The music video on YouTube has received over 25 million views as of May 2024.

==Cover art==
The single cover art is a sculpture of Usher that was done by Daniel Arsham, which he had to stand still for 4 hours for him to complete. The photo was taken by James Law.

==Credits and personnel==
Credits adapted from Tidal.

- Usher – lead vocals, composer, lyricist
- Jaycen Joshua – mixing engineer
- Carlos St.
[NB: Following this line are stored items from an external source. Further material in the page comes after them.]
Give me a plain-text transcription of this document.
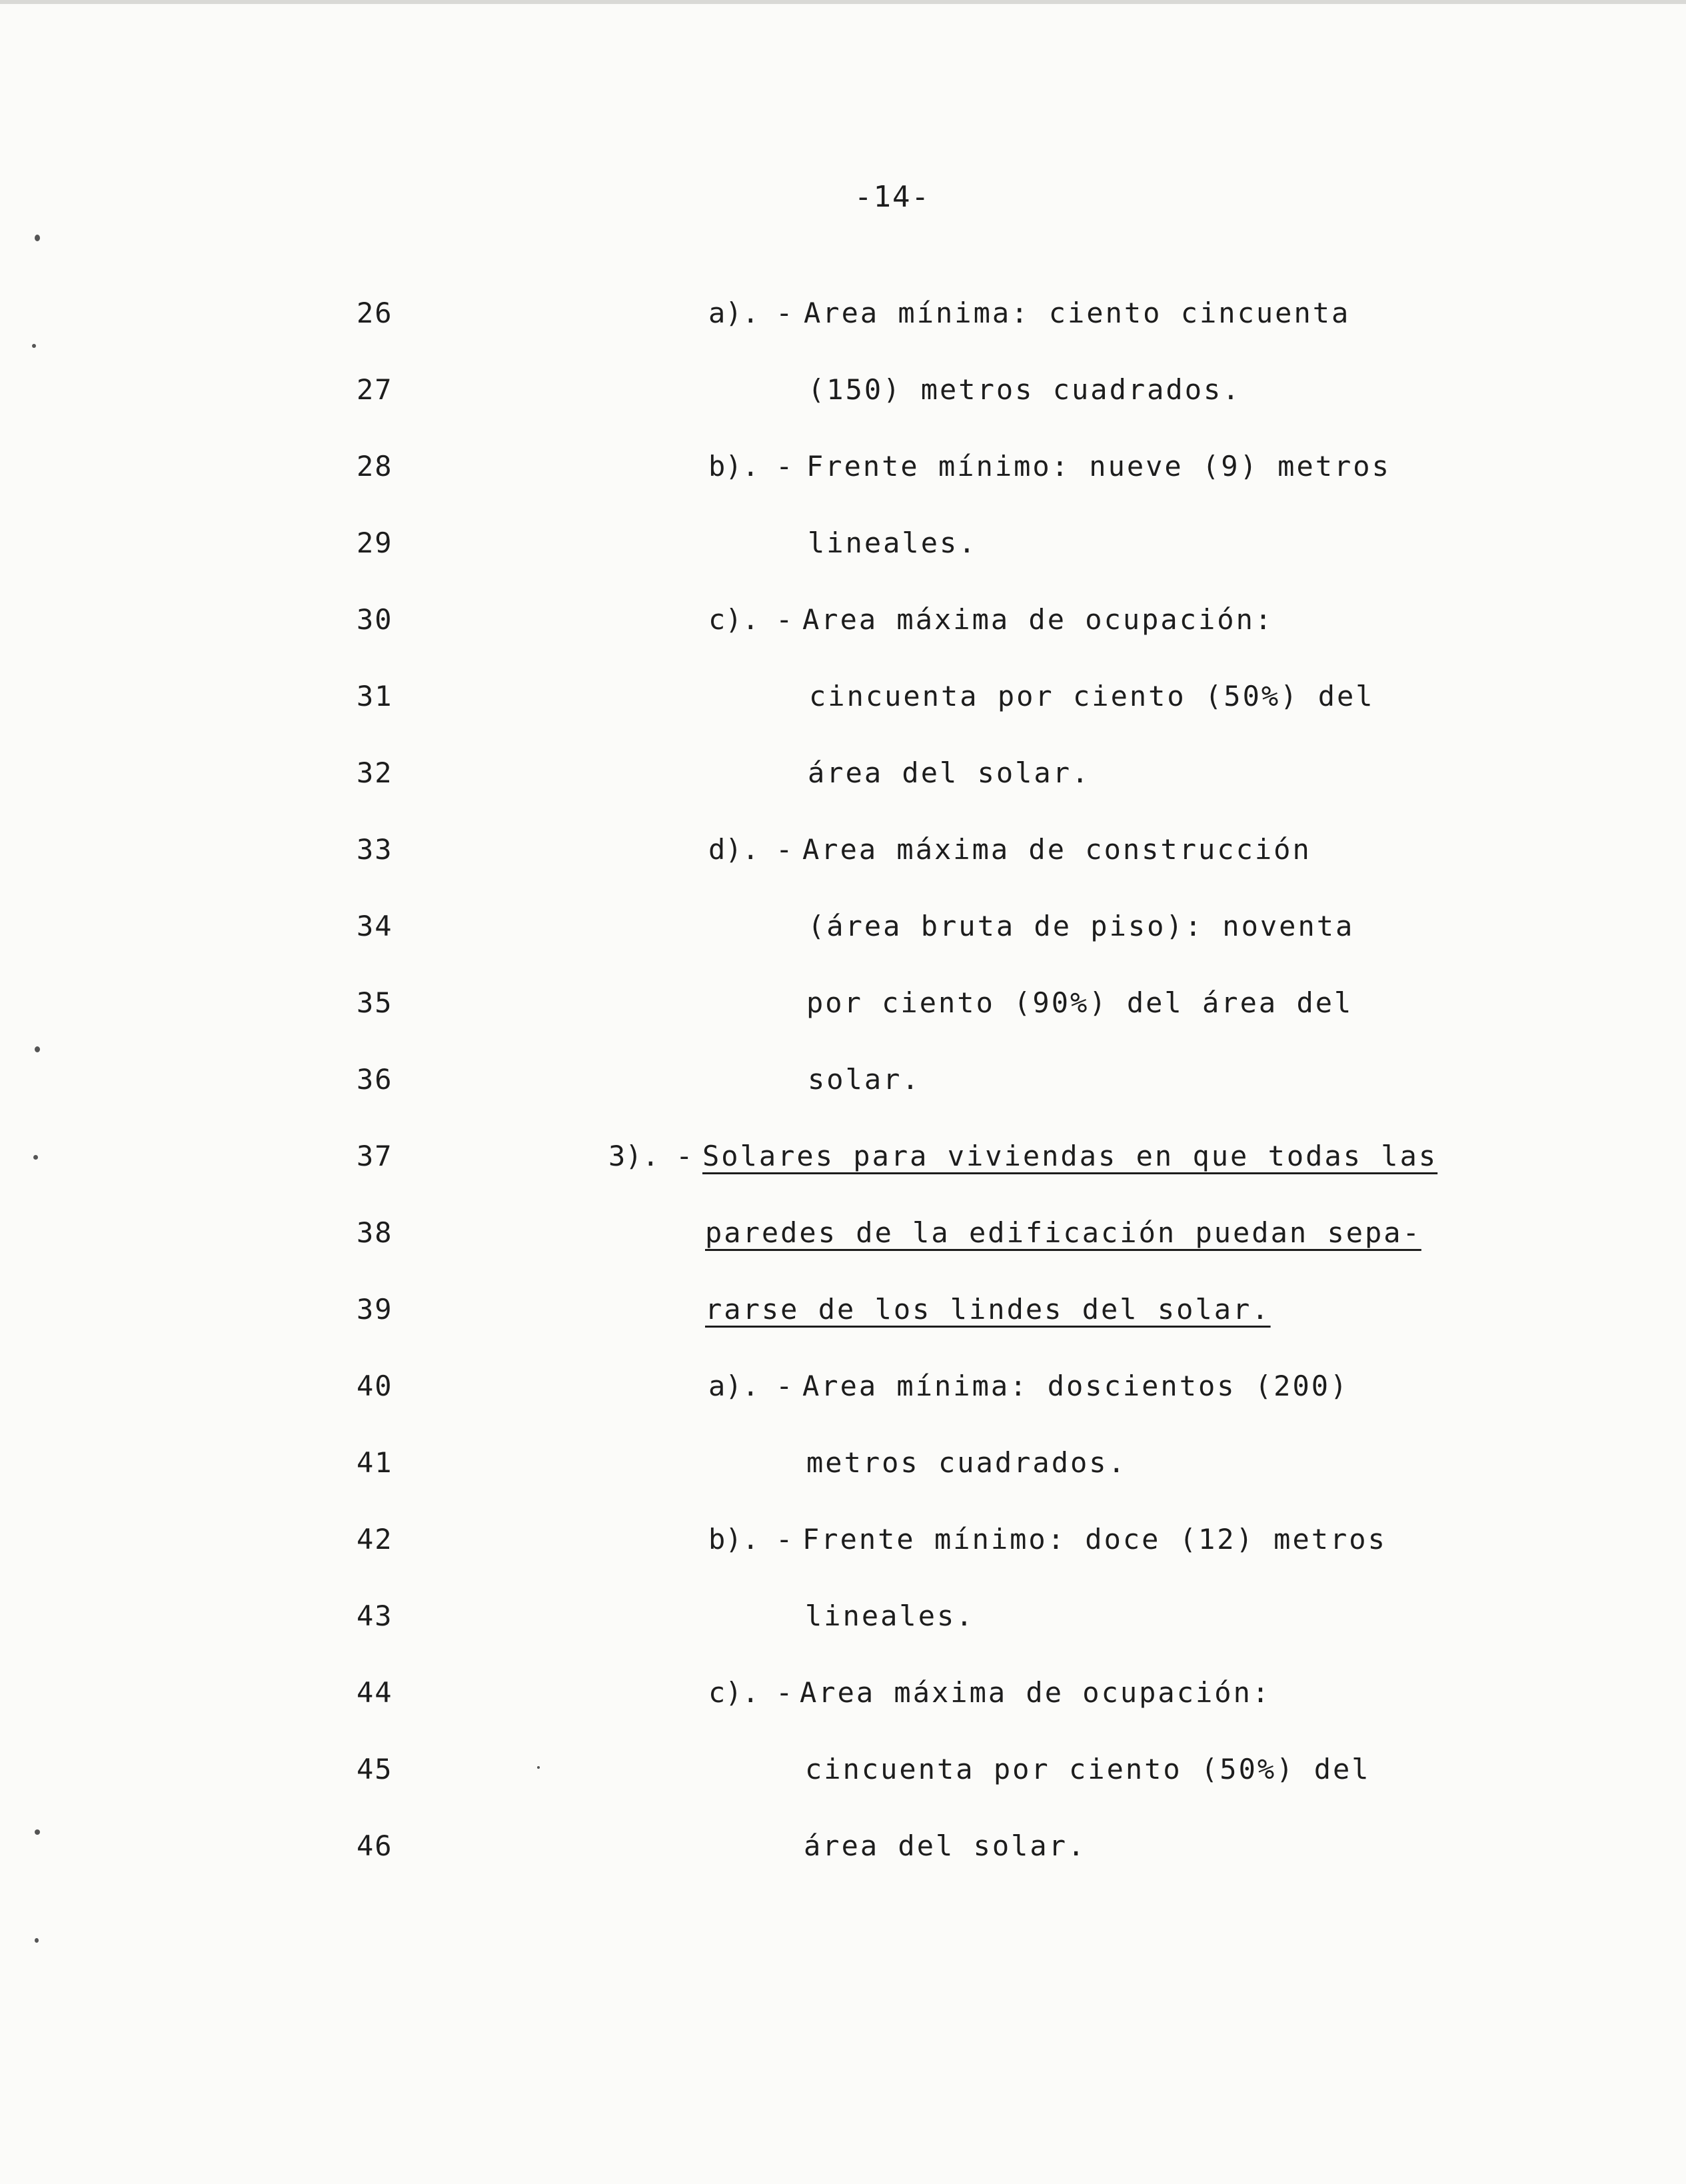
-14-
26	a). - Area mínima: ciento cincuenta
27	(150) metros cuadrados.
28	b). - Frente mínimo: nueve (9) metros
29	lineales.
30	c). - Area máxima de ocupación:
31	cincuenta por ciento (50%) del
32	área del solar.
33	d). - Area máxima de construcción
34	(área bruta de piso): noventa
35	por ciento (90%) del área del
36	solar.
37	3). - Solares para viviendas en que todas las
38	paredes de la edificación puedan sepa-
39	rarse de los lindes del solar.
40	a). - Area mínima: doscientos (200)
41	metros cuadrados.
42	b). - Frente mínimo: doce (12) metros
43	lineales.
44	c). - Area máxima de ocupación:
45	cincuenta por ciento (50%) del
46	área del solar.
John – composer, lyricist, producer
- f a l l e n – producer
- Lee Stashenko – composer, lyricist, producer

==Charts==

===Weekly charts===

| Chart (2016) | Peak position |
|---|---|
| Australia (ARIA) | 10 |
| Canada Hot AC (Billboard) | 43 |
| France (SNEP) | 84 |
| Japan Hot 100 (Billboard) | 56 |
| New Zealand Heatseekers (Recorded Music NZ) | 6 |
| Scotland Singles (OCC) | 35 |
| UK Singles (OCC) | 63 |
| UK Hip Hop/R&B (OCC) | 20 |
| US Bubbling Under R&B/Hip-Hop Singles (Billboard) | 3 |

===Year-end charts===

| Chart (2016) | Position |
|---|---|
| Australia (ARIA) | 80 |
| Australia Urban (ARIA) | 7 |

==Certifications==

| Region | Certification | Certified units/sales |
| Australia (ARIA) | 2× Platinum | 140,000^{‡} |
| United Kingdom (BPI) | Silver | 200,000^{‡} |
^{‡} Sales+streaming figures based on certification alone.